Segundo o Ministério da Saúde, o país tem atualmente 421.919 casos da doença em acompanhamento e registrou 365.063 pacientes curados.

Temor por colapso fez Reino Unido mudar estratégia

O enfrentamento à covid-19 no Reino Unido mudou de cara durante a pandemia. De início o primeiro-ministro Boris Johnson se esquivou da doença e, apesar de não chegar a subestimá-la como fizeram os presidentes Jair Bolsonaro ou Donald Trump, retardou ao máximo a imposição de medidas restritivas. O isolamento social foi implantado depois, quando o sistema público já dava sinais de colapso.

A princípio o Reino Unido tratava a covid-19 com certo distanciamento, demorando a agir. Em 7 de março, por exemplo, Boris Johnson foi a um jogo de rúgbi. Onze dias depois, quando o país já contabilizava 55 mortes pela doença, um torneio de corridas de cavalos reuniu 250 mil pessoas ao longo de quatro dias na cidade de Cheltenham. Cientistas dizem que os eventos custaram vidas.

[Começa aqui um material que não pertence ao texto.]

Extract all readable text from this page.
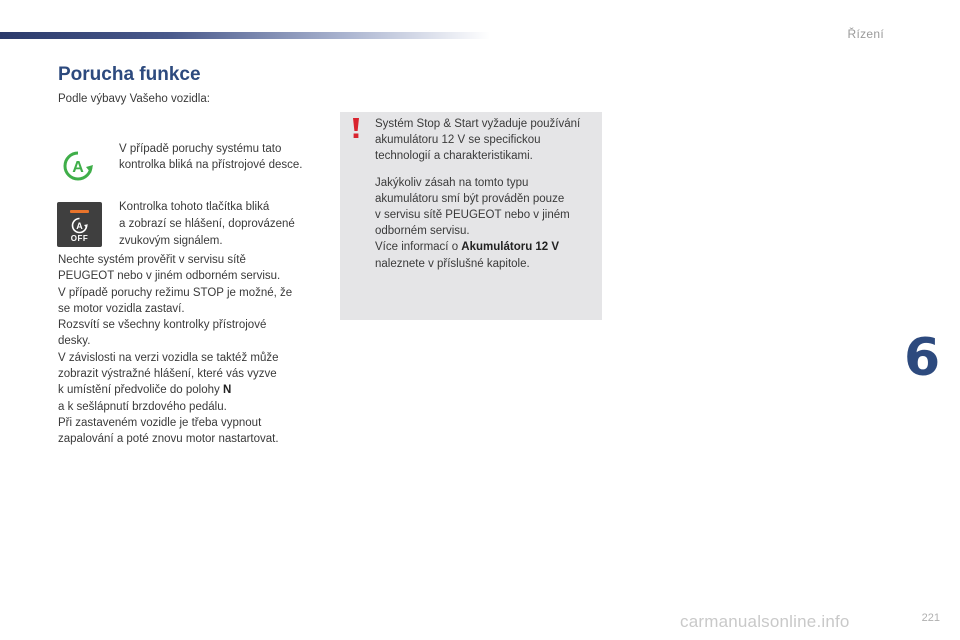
Řízení
Porucha funkce
Podle výbavy Vašeho vozidla:
A
V případě poruchy systému tato
kontrolka bliká na přístrojové desce.
A
OFF
Kontrolka tohoto tlačítka bliká
a zobrazí se hlášení, doprovázené
zvukovým signálem.
Nechte systém prověřit v servisu sítě
PEUGEOT nebo v jiném odborném servisu.
V případě poruchy režimu STOP je možné, že
se motor vozidla zastaví.
Rozsvítí se všechny kontrolky přístrojové
desky.
V závislosti na verzi vozidla se taktéž může
zobrazit výstražné hlášení, které vás vyzve
k umístění předvoliče do polohy N
a k sešlápnutí brzdového pedálu.
Při zastaveném vozidle je třeba vypnout
zapalování a poté znovu motor nastartovat.

Systém Stop & Start vyžaduje používání
akumulátoru 12 V se specifickou
technologií a charakteristikami.

Jakýkoliv zásah na tomto typu
akumulátoru smí být prováděn pouze
v servisu sítě PEUGEOT nebo v jiném
odborném servisu.
Více informací o Akumulátoru 12 V
naleznete v příslušné kapitole.

6
carmanualsonline.info	221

A mudança de postura se deu em 23 de março, em um pronunciamento oficial. Na semana em que Bolsonaro tratava a covid-19 como "gripezinha", Boris Johnson anunciou um lockdown que ao todo duraria dez semanas. "Se muita gente ficar doente ao mesmo tempo, nosso sistema não aguentará", disse na ocasião. Ele próprio acabaria internado na UTI, tendo que lutar pela vida contra a covid-19.

Ainda hoje, mesmo após uma flexibilização da quarentena, o Reino Unido ainda se considera no nível quatro no sistema de alertas, ou seja, o vírus circula livremente, e a transmissão é alta. O país agora trabalha em um sistema de rastreamento de pessoas contaminadas pelo coronavírus, em uma tentativa de diminuir a taxa de transmissão.

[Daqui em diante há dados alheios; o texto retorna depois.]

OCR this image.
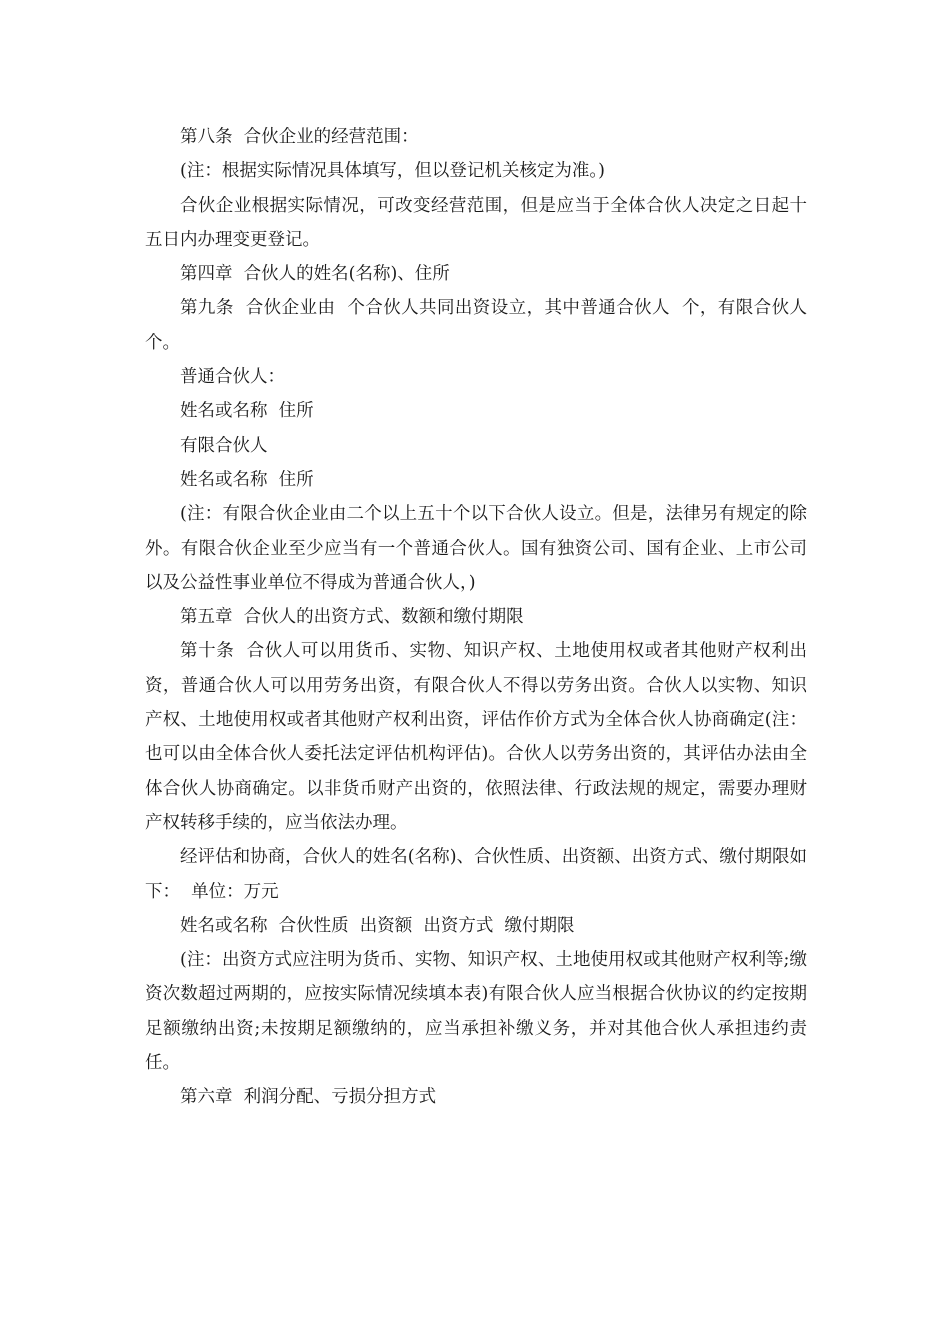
第八条  合伙企业的经营范围：

(注：根据实际情况具体填写，但以登记机关核定为准。)

合伙企业根据实际情况，可改变经营范围，但是应当于全体合伙人决定之日起十五日内办理变更登记。

第四章  合伙人的姓名(名称)、住所

第九条  合伙企业由  个合伙人共同出资设立，其中普通合伙人  个，有限合伙人  个。

普通合伙人：

姓名或名称  住所

有限合伙人

姓名或名称  住所

(注：有限合伙企业由二个以上五十个以下合伙人设立。但是，法律另有规定的除外。有限合伙企业至少应当有一个普通合伙人。国有独资公司、国有企业、上市公司以及公益性事业单位不得成为普通合伙人，)

第五章  合伙人的出资方式、数额和缴付期限

第十条  合伙人可以用货币、实物、知识产权、土地使用权或者其他财产权利出资，普通合伙人可以用劳务出资，有限合伙人不得以劳务出资。合伙人以实物、知识产权、土地使用权或者其他财产权利出资，评估作价方式为全体合伙人协商确定(注：也可以由全体合伙人委托法定评估机构评估)。合伙人以劳务出资的，其评估办法由全体合伙人协商确定。以非货币财产出资的，依照法律、行政法规的规定，需要办理财产权转移手续的，应当依法办理。

经评估和协商，合伙人的姓名(名称)、合伙性质、出资额、出资方式、缴付期限如下：  单位：万元

姓名或名称  合伙性质  出资额  出资方式  缴付期限

(注：出资方式应注明为货币、实物、知识产权、土地使用权或其他财产权利等;缴资次数超过两期的，应按实际情况续填本表)有限合伙人应当根据合伙协议的约定按期足额缴纳出资;未按期足额缴纳的，应当承担补缴义务，并对其他合伙人承担违约责任。

第六章  利润分配、亏损分担方式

Nordeste registra mais mortes em 24 horas

A exemplo dos dias anteriores, São Paulo mais uma vez foi a unidade da federação que mais registrou casos e mortes por covid-19 em 24 horas: foram 5.380 e 223, respectivamente. Segundo dados do consórcio de imprensa, em três dias os casos no estado cresceram 12%.

Além de São Paulo, as maiores altas no número de casos foram registradas pelos estados do Rio de Janeiro (2.009), do Maranhão (1.925) e de Minas Gerais (1.658). Já quanto ao número de mortes registradas nas últimas 24 horas, destaca-se também o Ceará (104).

No comparativo entre regiões, nesta semana o protagonismo passou a ser do Nordeste. A região é a que mais registra casos por covid-19 (293.416), cerca de 2.000 a mais do que o Sudeste (291.292), e também a que mais contabilizou mortes nas últimas 24 horas (343).

Veículos se unem em prol da informação

Em resposta à decisão do governo Jair Bolsonaro (sem partido) de restringir o acesso a dados sobre a pandemia de Covid-19, os veículos de comunicação UOL, Folha de S.Paulo, O Estado de S. Paulo, O Globo, G1 e Extra formaram um consórcio para trabalhar de forma colaborativa a partir desta semana e buscar as informações necessárias diretamente nas secretarias estaduais de Saúde das 27 unidades da federação.

O governo federal, por meio do Ministério da Saúde, deveria ser a fonte natural desses números, mas atitudes recentes de autoridades e do próprio presidente colocam em dúvida a disponibilidade dos dados e sua precisão.